Mohon tunggu...
Toto Priyono
Toto Priyono Mohon Tunggu... Penulis - Penulis
Akun Diblokir

Akun ini diblokir karena melanggar Syarat dan Ketentuan Kompasiana.
Untuk informasi lebih lanjut Anda dapat menghubungi kami melalui fitur bantuan.

Kamu bintang besar! Apa yang akan menjadi keberuntungan Anda jika Anda tidak memiliki sesuatu yang membuat Anda bersinar? -Friedrich Nietzsche-

Selanjutnya

Tutup

Filsafat Pilihan

Catatan Romantisisme Sosial dan Politik

6 Mei 2019   10:09 Diperbarui: 16 Mei 2019   10:40 107
+
Laporkan Konten
Laporkan Akun
Kompasiana adalah platform blog. Konten ini menjadi tanggung jawab bloger dan tidak mewakili pandangan redaksi Kompas.
Lihat foto
Dokpri/ Pawai motor sebagai perayaan kelulusan anak SMA di Kota Pekalongan

"Untuk itu nikmatilah kebebasan sebagai manusia "abad 21" sebelum kebebasan itu dilarang oleh Negara". 

Tidak lelahnya hati ini terus meronta-ronta, tetapi bagaimana dari dalam luar diri itu sendiri? Petir masih menyambar, angin masih berhembus dan keengganan lautan untuk mengering menjadi pertanda bahwa; "kita "manusia" akan selalu digoda alam yang tidak lagi kita perhatikan"

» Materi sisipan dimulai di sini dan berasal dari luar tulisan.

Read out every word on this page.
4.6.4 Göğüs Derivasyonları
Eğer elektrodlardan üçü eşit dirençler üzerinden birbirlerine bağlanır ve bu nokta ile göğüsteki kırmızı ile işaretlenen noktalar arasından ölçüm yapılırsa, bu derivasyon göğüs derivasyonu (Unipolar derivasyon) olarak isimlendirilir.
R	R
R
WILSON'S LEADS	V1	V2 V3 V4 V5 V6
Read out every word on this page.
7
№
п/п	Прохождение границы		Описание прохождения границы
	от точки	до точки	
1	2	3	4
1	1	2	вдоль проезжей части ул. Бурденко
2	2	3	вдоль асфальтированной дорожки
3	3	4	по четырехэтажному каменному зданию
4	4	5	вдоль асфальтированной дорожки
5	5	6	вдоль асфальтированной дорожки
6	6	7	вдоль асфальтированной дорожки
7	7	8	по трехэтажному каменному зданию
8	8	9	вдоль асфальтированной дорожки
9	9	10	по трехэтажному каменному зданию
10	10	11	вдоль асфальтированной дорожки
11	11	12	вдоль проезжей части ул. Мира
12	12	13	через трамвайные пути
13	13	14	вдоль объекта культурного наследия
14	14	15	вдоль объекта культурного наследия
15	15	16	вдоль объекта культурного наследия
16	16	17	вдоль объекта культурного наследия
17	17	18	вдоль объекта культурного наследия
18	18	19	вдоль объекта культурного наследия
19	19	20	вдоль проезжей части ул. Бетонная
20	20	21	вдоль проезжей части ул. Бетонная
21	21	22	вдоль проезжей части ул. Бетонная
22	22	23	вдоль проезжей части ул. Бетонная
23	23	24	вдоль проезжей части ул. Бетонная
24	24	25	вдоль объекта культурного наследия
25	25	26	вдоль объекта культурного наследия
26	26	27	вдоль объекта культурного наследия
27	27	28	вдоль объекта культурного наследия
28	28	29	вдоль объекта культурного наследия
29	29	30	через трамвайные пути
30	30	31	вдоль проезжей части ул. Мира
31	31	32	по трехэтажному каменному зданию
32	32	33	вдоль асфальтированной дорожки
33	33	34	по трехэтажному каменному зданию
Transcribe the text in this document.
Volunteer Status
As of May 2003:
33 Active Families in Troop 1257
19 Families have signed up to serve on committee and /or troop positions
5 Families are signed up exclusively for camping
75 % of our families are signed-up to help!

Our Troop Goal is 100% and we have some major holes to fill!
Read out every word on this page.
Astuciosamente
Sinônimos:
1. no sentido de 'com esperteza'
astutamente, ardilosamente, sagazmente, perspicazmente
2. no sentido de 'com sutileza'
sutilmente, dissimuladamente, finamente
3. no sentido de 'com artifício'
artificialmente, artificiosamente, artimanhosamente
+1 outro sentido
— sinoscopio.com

Seakan waktu tidak bisa lagi aku sampaikan. Semenjak itu aku diam, bukan tidak mengerti, hanya saja aku si sesat yang baru saja akan membuka jalan baru untuk diriku sendiri. Pasti, "jalan di mana hanya ada aku, kamu juga mereka yang singgah di waktu terik menerjang dengan udara panasnya dalam Kota".

Rupanya aku dibuat tidak mengerti serperti Bulan dan Matahari yang tak pernah terlihat diwaktu yang sama. Dari semua itu akan terlihat, tetapi bergerak dalam diam. Sepertinya ia malu yang, tetap akan mengguncang relung kegelapan dengan sikap pemalunya itu. 

Lagi dan lagi, aku tidak dibuat mengerti oleh air laut yang terus pasang di pesisir utara Pantai Jawa, angin yang jumlahnya masih sedikit di tengah Kota, dan ramainya Toko-Toko kala akan masih bulan Ramadan.

Seperti kebingungan yang menyelip masuk di siang bolong dengan panas yang terik. Herannya tetapi rintik hujan terjadi kini. Aku rasa seperti air limpahan dari air terjun hangat di Guci, Tegal sana. 

Rasanya bagaimana memandang hari kedepan yang semakin tidak menentu ini? Aku pun masih bingung untuk memikirkan hal ini. Rasanya manusia hanyalah bagian kecil dari semesta yang lebih hebat kekuatannya.

Ketika saat-saat itu datang aku menjadi bosan, tiada semangat bahkan cenderung menjadi tidak bersyukur. Dasar jelas,"kejengahan pada rutinitas hari yang ada". 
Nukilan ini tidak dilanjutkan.